Your DH shouldn’t be expecting any of these things from you, he should be asking you (and happy to accept no for an answer) on each and every occasion. No expectations, and no just falling into habits of doing things.

I wouldn’t go down the road of complaining about what his mother does or doesn’t do- that’s between your DH and her, and it doesn’t sound like she’s the best person to look after a child if her MH is so bad. But it’s for your DH to arrange things with her, and to be on hand for the time he’s agreed to, unless he’s arranged and agreed childcare.

I do hope this money from extra shifts goes into joint funds!

Edit - I would be against it if you were complaining about time all together but it doesn’t sound like you are, just the solo time with DSS.

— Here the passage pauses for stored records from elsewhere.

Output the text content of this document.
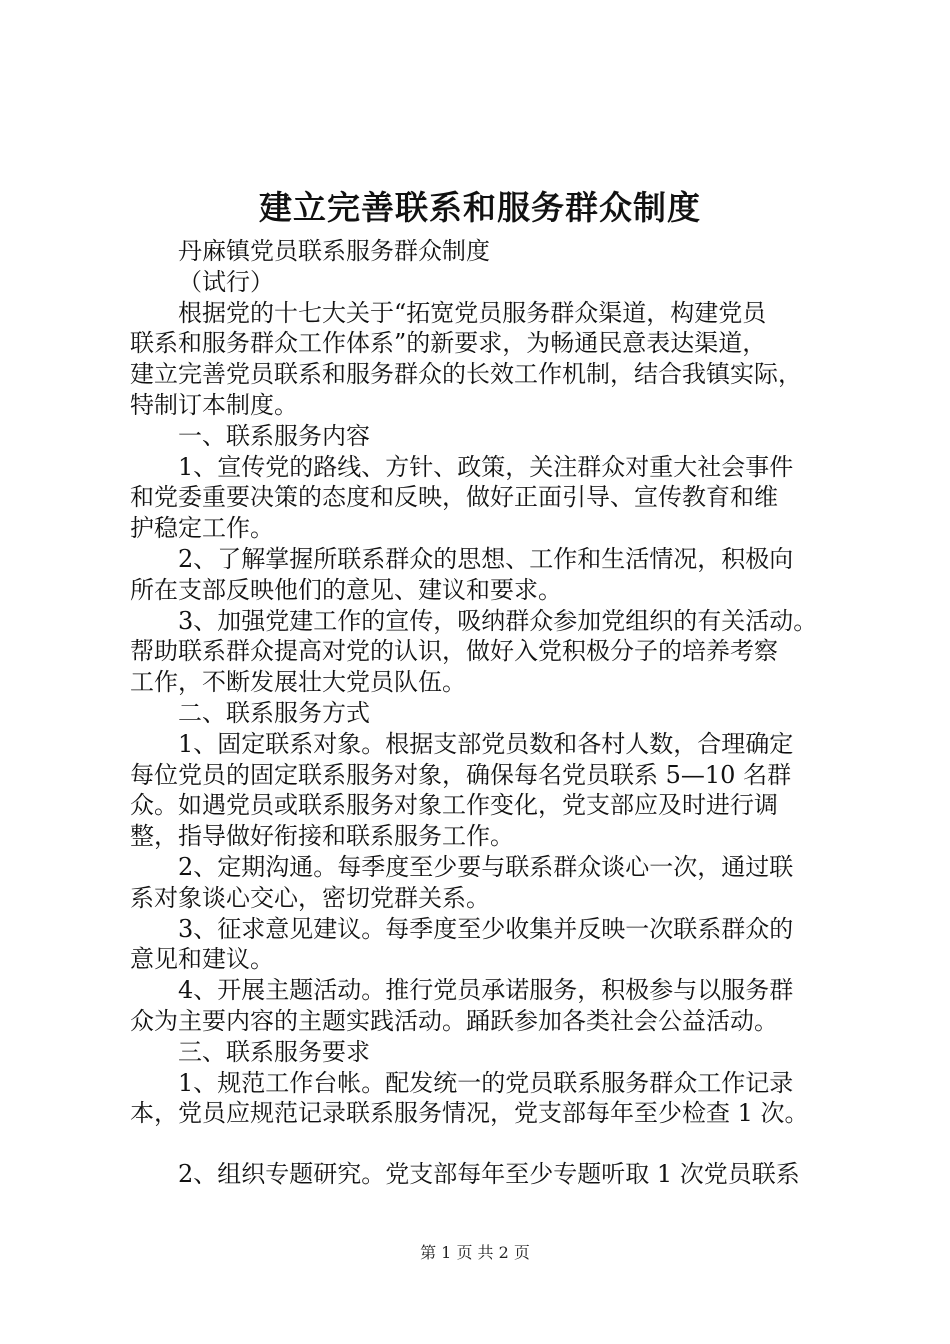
建立完善联系和服务群众制度

丹麻镇党员联系服务群众制度

（试行）

根据党的十七大关于“拓宽党员服务群众渠道，构建党员

联系和服务群众工作体系”的新要求，为畅通民意表达渠道，

建立完善党员联系和服务群众的长效工作机制，结合我镇实际，

特制订本制度。

一、联系服务内容

1、宣传党的路线、方针、政策，关注群众对重大社会事件

和党委重要决策的态度和反映，做好正面引导、宣传教育和维

护稳定工作。

2、了解掌握所联系群众的思想、工作和生活情况，积极向

所在支部反映他们的意见、建议和要求。

3、加强党建工作的宣传，吸纳群众参加党组织的有关活动。

帮助联系群众提高对党的认识，做好入党积极分子的培养考察

工作，不断发展壮大党员队伍。

二、联系服务方式

1、固定联系对象。根据支部党员数和各村人数，合理确定

每位党员的固定联系服务对象，确保每名党员联系 5—10 名群

众。如遇党员或联系服务对象工作变化，党支部应及时进行调

整，指导做好衔接和联系服务工作。

2、定期沟通。每季度至少要与联系群众谈心一次，通过联

系对象谈心交心，密切党群关系。

3、征求意见建议。每季度至少收集并反映一次联系群众的

意见和建议。

4、开展主题活动。推行党员承诺服务，积极参与以服务群

众为主要内容的主题实践活动。踊跃参加各类社会公益活动。

三、联系服务要求

1、规范工作台帐。配发统一的党员联系服务群众工作记录

本，党员应规范记录联系服务情况，党支部每年至少检查 1 次。

2、组织专题研究。党支部每年至少专题听取 1 次党员联系

第 1 页 共 2 页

SoOriginal · 16/09/2025 19:43

As a girlfriend I would absolutely not expect to be parenting this child. But you are now his wife, this man is your husband and this is his son. If I remarried and my husband said he didn’t want to be a part of my family and didn’t see my son as his responsibility in any way… that wouldn’t work for me. You should have been clearer when you married.

When your husband picks up these extra shifts does the money go into your joint funds? I would expect so, in which case you are benefiting. But if the funds aren’t joint and you don’t see yourself as a family unit then what was the point in getting married, your basically living separate lives!

InterIgnis · 16/09/2025 19:45

EmeraldShamrock000 · 16/09/2025 19:25

Of course it comes with responsibilities towards his DC. Same as a step-dad, you become a ready-made family.
If you don't want to become part of the package, don't marry someone who has young DC, most parents have an unconditional love for their DC.
I am not suggesting do the extra weekend childcare, when his DM is free, alternative weekends is the answer.

Edited

No, it doesn’t. ‘Stepparent’ is a title, that’s it. A stepparent may choose to take on responsibilities, but they don’t have to at all. What step-parenting means in practice varies dramatically from person to person, and it’s on a parent to be upfront with their expectations and not just assume their partner is obliged to fall in line. They’re not. TBH it sounds like OP’s husband didn’t just fail to tell her what he wanted in a stepparent, but purposely misled her.